Headon’s drug problems would eventually lead to his sacking, and it’s sad to see him not on stage with the band at Shea Stadium in the video for ‘Should I Stay Or Should I Go’ (all of the band’s videos are included on the Sound System DVD), but his influence on the record can’t be underestimated, writing as he did pretty much everything but the lyrics for the evergreen dancefloor filler ‘Rock The Casbah’ and playing a central part in making a song like ‘Overpowered By Funk’ live up to its ridiculous title. The rest of the record is a delight, too; it’s not as fantastical a journey as Sandinista! or blessed with quite the melodic Midas touch of London Calling, but succeeds in virtue of being both leaner than the former and more experimental than the latter. Plus, in the form ‘Straight To Hell’, Combat Rock contains the best piece of music ever laid to tape, ever – and if you say I’m wrong, I will fight you.

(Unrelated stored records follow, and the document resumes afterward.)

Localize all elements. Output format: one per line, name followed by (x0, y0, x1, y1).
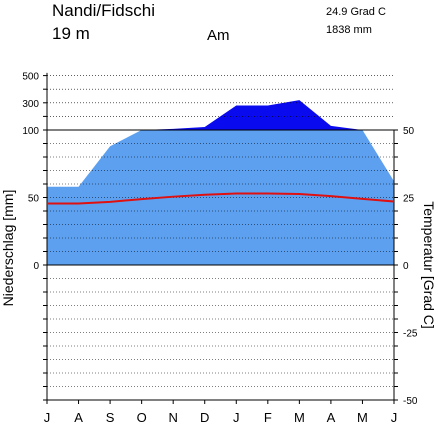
month-label: M (357, 410, 368, 425)
month-label: J (391, 410, 398, 425)
left-axis-tick-label: 500 (22, 72, 39, 83)
left-axis-tick-label: 0 (33, 261, 39, 272)
right-axis-tick-label: -25 (403, 329, 418, 340)
mean-temperature: 24.9 Grad C (326, 6, 386, 18)
month-label: J (233, 410, 240, 425)
precipitation-excess-area (47, 100, 394, 130)
month-label: J (44, 410, 51, 425)
month-label: A (74, 410, 83, 425)
right-axis-tick-label: 0 (403, 261, 409, 272)
right-axis-tick-label: -50 (403, 396, 418, 407)
month-label: N (168, 410, 177, 425)
y-axis-left-label: Niederschlag [mm] (0, 190, 16, 307)
left-axis-tick-label: 50 (28, 194, 40, 205)
grid-lines (47, 75, 394, 401)
precipitation-area (47, 130, 394, 265)
climate-class: Am (207, 27, 230, 44)
y-axis-right-label: Temperatur [Grad C] (421, 201, 437, 329)
annual-precipitation: 1838 mm (326, 24, 372, 36)
month-label: D (200, 410, 209, 425)
left-axis-tick-label: 100 (22, 126, 39, 137)
month-label: A (327, 410, 336, 425)
month-label: S (106, 410, 115, 425)
temperature-line (47, 192, 395, 205)
month-label: O (137, 410, 147, 425)
axes (43, 72, 398, 404)
left-axis-tick-label: 300 (22, 99, 39, 110)
right-axis-tick-labels: 50 25 0 -25 -50 (403, 126, 418, 407)
right-axis-tick-label: 50 (403, 126, 415, 137)
month-label: F (264, 410, 272, 425)
right-axis-tick-label: 25 (403, 194, 415, 205)
station-elevation: 19 m (52, 24, 90, 43)
month-label: M (294, 410, 305, 425)
station-name: Nandi/Fidschi (52, 1, 155, 20)
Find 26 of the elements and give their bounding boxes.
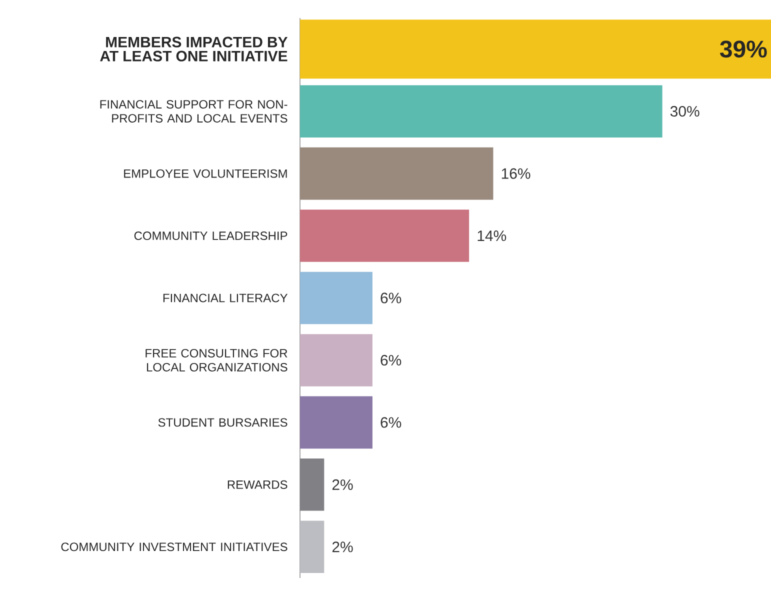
bar [300, 210, 470, 262]
data-label: 6% [380, 417, 402, 428]
y-tick-label: EMPLOYEE VOLUNTEERISM [124, 169, 287, 178]
y-tick-label: COMMUNITY INVESTMENT INITIATIVES [61, 542, 288, 552]
bar [300, 396, 372, 449]
data-label: 2% [332, 542, 353, 552]
data-label: 2% [332, 479, 353, 490]
y-tick-label: COMMUNITY LEADERSHIP [134, 232, 288, 240]
y-tick-label: FINANCIAL SUPPORT FOR NON-PROFITS AND LOCAL EVENTS [100, 100, 288, 123]
y-tick-label: REWARDS [228, 480, 288, 489]
bar [300, 272, 372, 324]
data-label: 30% [670, 106, 700, 117]
data-label: 6% [380, 354, 402, 366]
bar [300, 85, 662, 138]
bar [300, 334, 372, 386]
data-label: 14% [478, 230, 506, 242]
bar [300, 147, 494, 200]
data-label: 6% [380, 292, 402, 304]
y-tick-label: STUDENT BURSARIES [158, 418, 288, 427]
y-tick-label: FINANCIAL LITERACY [163, 294, 288, 302]
y-tick-label: MEMBERS IMPACTED BY AT LEAST ONE INITIATIVE [100, 36, 288, 62]
bar [300, 520, 324, 574]
data-label: 39% [720, 40, 767, 58]
bar [300, 458, 324, 511]
data-label: 16% [502, 168, 530, 179]
y-tick-label: FREE CONSULTING FOR LOCAL ORGANIZATIONS [146, 348, 288, 372]
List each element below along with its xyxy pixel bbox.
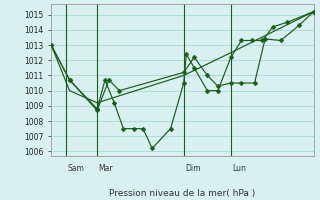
Text: Sam: Sam bbox=[67, 164, 84, 173]
Text: Dim: Dim bbox=[185, 164, 201, 173]
Text: Lun: Lun bbox=[233, 164, 246, 173]
Text: Pression niveau de la mer( hPa ): Pression niveau de la mer( hPa ) bbox=[109, 189, 256, 198]
Text: Mar: Mar bbox=[99, 164, 113, 173]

Sound System comes in to its own at this point. Whereas the rest of the band’s studio off-cuts have been mined to death, it appears there were one or two things left behind on the cutting room floor from the Combat Rock sessions that were never swept up. The quality of the oddly jaunty, synth heavy ‘The Beautiful People Are Ugly Too’ (which points towards Strummer’s often jollier work with The Mescaleroes years later), the decidedly soulful ‘Midnight To Stevens’ and steel-drum heavy ‘Idle In Kangaroo Court’ only goes to confirm what a hot streak they were on, despite so much time spent at war with each other and themselves. Whether they alone are worth the £100 price tag is up to you and your bank manager to decide (I hope for your sake they’re a Clash fan).

The end is sad, so it shan’t be dwelt on too long here. With Jones and Headon now kicked out of the band on the advice of an increasingly domineering Bernie Rhodes, Strummer and Simonon soldiered on with hired hands for one more album – and it’s telling that 1985’s drum machine-laden Cut The Crap is held in such low regard by the surviving members that it’s not even included in their career-spanning box set (the song ‘This Is England’ is worth of hunting down, at the very least). The Clash Mk II didn’t last long, and certainly won’t be what the band are remembered for. That, I guess, is the point of Sound System; there’s nothing more to reissue, nothing more to painstakingly remaster so that listeners can hear every urinal being played (seriously, check ‘I Fought The Law’), nothing, nothing, nothing. This is a tombstone, but a fucking beautiful one.

Thankfully, all of this music sounds so alive that I have no doubt it will outlive them, and me, and whoever comes after me and inherits this beast of a box set in my will. I hope all this gushing has at least gone some way to convincing those with only a passing interest that The Clash are not perhaps the band you thought they were, whatever that might have been. Being honest, immersing myself in it all has been as enlightening as it has enjoyable – they’re not even the band I thought they were, truth told. They were actually much better than I was giving them credit for. For now though, I’ve made my peace with the idea that The Clash might not be for everyone. But I do think the world would be a better place if Sound System were handed out to new born babies by law.